There's a factor of 195 between those figures that were quoted.
On the subject of Brexit: yep, it's a modest increase in democracy, with negligible economic effects (positive or negative) so far.
Regarding Greece, it has been their membership of the Euro (rather than the EU) which has been the specific problem. But it's also been as much Greece's fault as the EU. The EU didn't tell Greece to lie about the amount of debt it had outstanding.
Being in any fixed currency systems - whether it is the Gold Standard, Bretton Woods, the ERM or the Euro - requires serious commitment to a flexible labour market, because devaluations have to be internal. And if you're prepared to make that commitment, you will be rewarded by a lower risk free rate. But that is an difficult commitment, which requires political balls of steel.
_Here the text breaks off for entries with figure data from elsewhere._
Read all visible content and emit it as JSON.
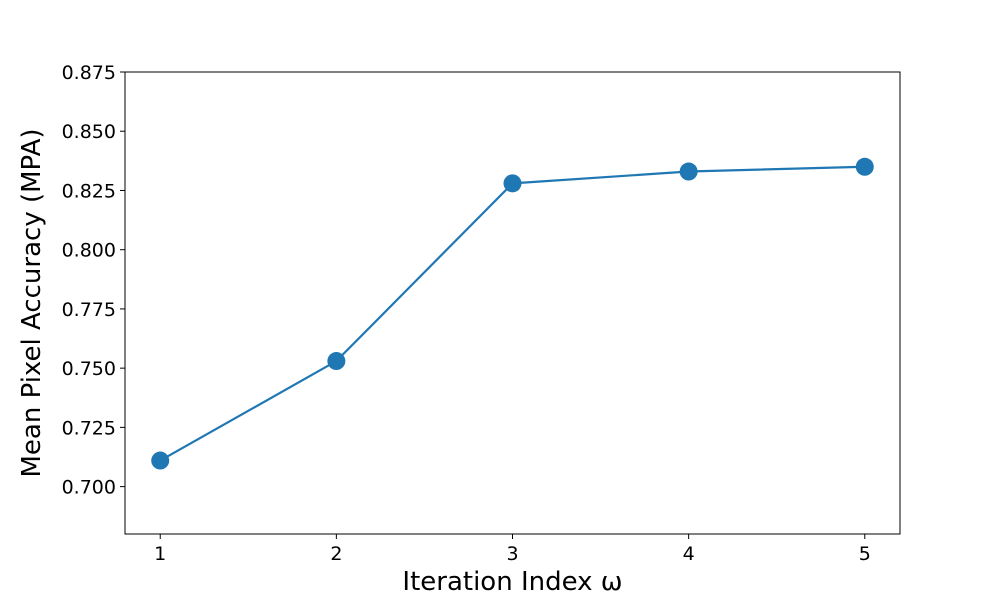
{
  "chart_data": {
    "type": "line",
    "title": "",
    "xlabel": "Iteration Index ω",
    "ylabel": "Mean Pixel Accuracy (MPA)",
    "xlim": [
      0.8,
      5.2
    ],
    "ylim": [
      0.68,
      0.875
    ],
    "x_ticks": [
      "1",
      "2",
      "3",
      "4",
      "5"
    ],
    "y_ticks": [
      "0.700",
      "0.725",
      "0.750",
      "0.775",
      "0.800",
      "0.825",
      "0.850",
      "0.875"
    ],
    "grid": false,
    "legend": "none",
    "series": [
      {
        "color": "#1f77b4",
        "x": [
          1,
          2,
          3,
          4,
          5
        ],
        "y": [
          0.711,
          0.753,
          0.828,
          0.833,
          0.835
        ]
      }
    ]
  }
}
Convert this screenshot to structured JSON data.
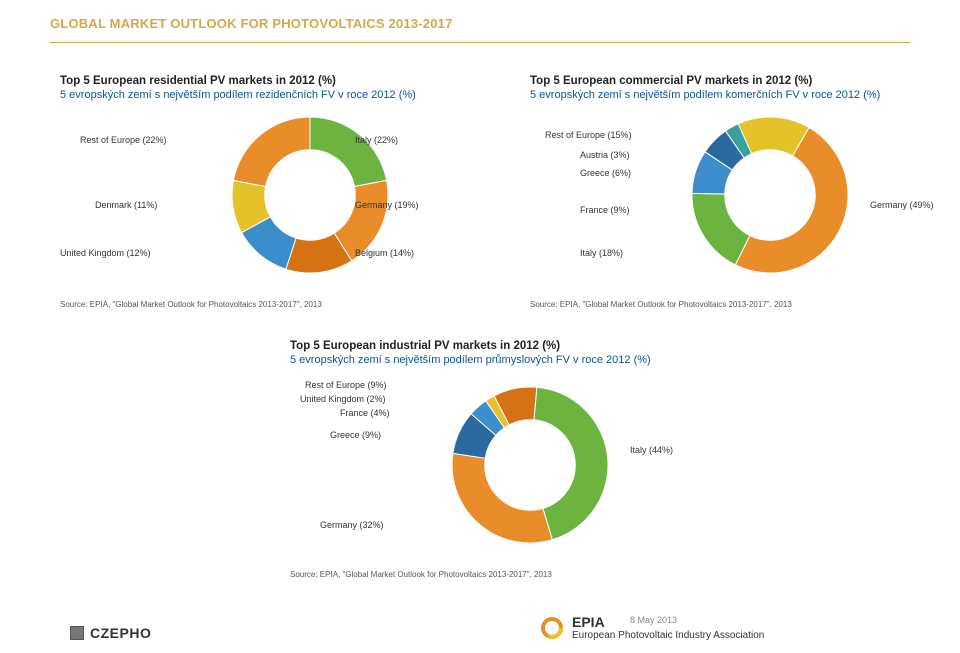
{
  "page_title": "GLOBAL MARKET OUTLOOK FOR PHOTOVOLTAICS 2013-2017",
  "date": "8 May 2013",
  "logos": {
    "czepho": "CZEPHO",
    "epia_main": "EPIA",
    "epia_sub": "European Photovoltaic Industry Association"
  },
  "source_line": "Source: EPIA, \"Global Market Outlook for Photovoltaics 2013-2017\", 2013",
  "donut": {
    "inner_ratio": 0.58,
    "stroke": "#ffffff",
    "stroke_width": 1
  },
  "colors": {
    "orange": "#e98d2a",
    "green": "#6cb33f",
    "blue": "#3b8ecb",
    "dkorange": "#d47214",
    "yellow": "#e5c229",
    "dblue": "#2b6aa0",
    "teal": "#35a29f"
  },
  "charts": {
    "residential": {
      "title": "Top 5 European residential PV markets in 2012 (%)",
      "subtitle": "5 evropských zemí s největším podílem rezidenčních FV v roce 2012 (%)",
      "slices": [
        {
          "label": "Italy (22%)",
          "value": 22,
          "color": "#6cb33f"
        },
        {
          "label": "Germany (19%)",
          "value": 19,
          "color": "#e98d2a"
        },
        {
          "label": "Belgium (14%)",
          "value": 14,
          "color": "#d47214"
        },
        {
          "label": "United Kingdom (12%)",
          "value": 12,
          "color": "#3b8ecb"
        },
        {
          "label": "Denmark (11%)",
          "value": 11,
          "color": "#e5c229"
        },
        {
          "label": "Rest of Europe (22%)",
          "value": 22,
          "color": "#e98d2a"
        }
      ]
    },
    "commercial": {
      "title": "Top 5 European commercial PV markets in 2012 (%)",
      "subtitle": "5 evropských zemí s největším podílem komerčních FV v roce 2012 (%)",
      "slices": [
        {
          "label": "Germany (49%)",
          "value": 49,
          "color": "#e98d2a"
        },
        {
          "label": "Italy (18%)",
          "value": 18,
          "color": "#6cb33f"
        },
        {
          "label": "France (9%)",
          "value": 9,
          "color": "#3b8ecb"
        },
        {
          "label": "Greece (6%)",
          "value": 6,
          "color": "#2b6aa0"
        },
        {
          "label": "Austria (3%)",
          "value": 3,
          "color": "#35a29f"
        },
        {
          "label": "Rest of Europe (15%)",
          "value": 15,
          "color": "#e5c229"
        }
      ]
    },
    "industrial": {
      "title": "Top 5 European industrial PV markets in 2012 (%)",
      "subtitle": "5 evropských zemí s největším podílem průmyslových FV v roce 2012 (%)",
      "slices": [
        {
          "label": "Italy (44%)",
          "value": 44,
          "color": "#6cb33f"
        },
        {
          "label": "Germany (32%)",
          "value": 32,
          "color": "#e98d2a"
        },
        {
          "label": "Greece (9%)",
          "value": 9,
          "color": "#2b6aa0"
        },
        {
          "label": "France (4%)",
          "value": 4,
          "color": "#3b8ecb"
        },
        {
          "label": "United Kingdom (2%)",
          "value": 2,
          "color": "#e5c229"
        },
        {
          "label": "Rest of Europe (9%)",
          "value": 9,
          "color": "#d47214"
        }
      ]
    }
  }
}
Neither the Italian or the Greek governments have been willing to make the structural changes necessary for a fixed exchange rate. They need to "shit or get off the pot"; i.e., make the changes or leave the Euro. Because the alternative is continuing to be trapped in a low growth cycle.
https://en.wikipedia.org/wiki/Economy_of_Greece
Here's a graph: https://en.wikipedia.org/wiki/File:GDP_per_capita_development_of_Greece.svg
If you're in a fixed system where you deny yourself the ability to use the normal instruments of trade policy, you are very exposed to competitive pressures and others gaming the system.
Until that point polls are mainly of passing interest not much more
Having a single currency for many countries means one less thing for their governments to get wrong.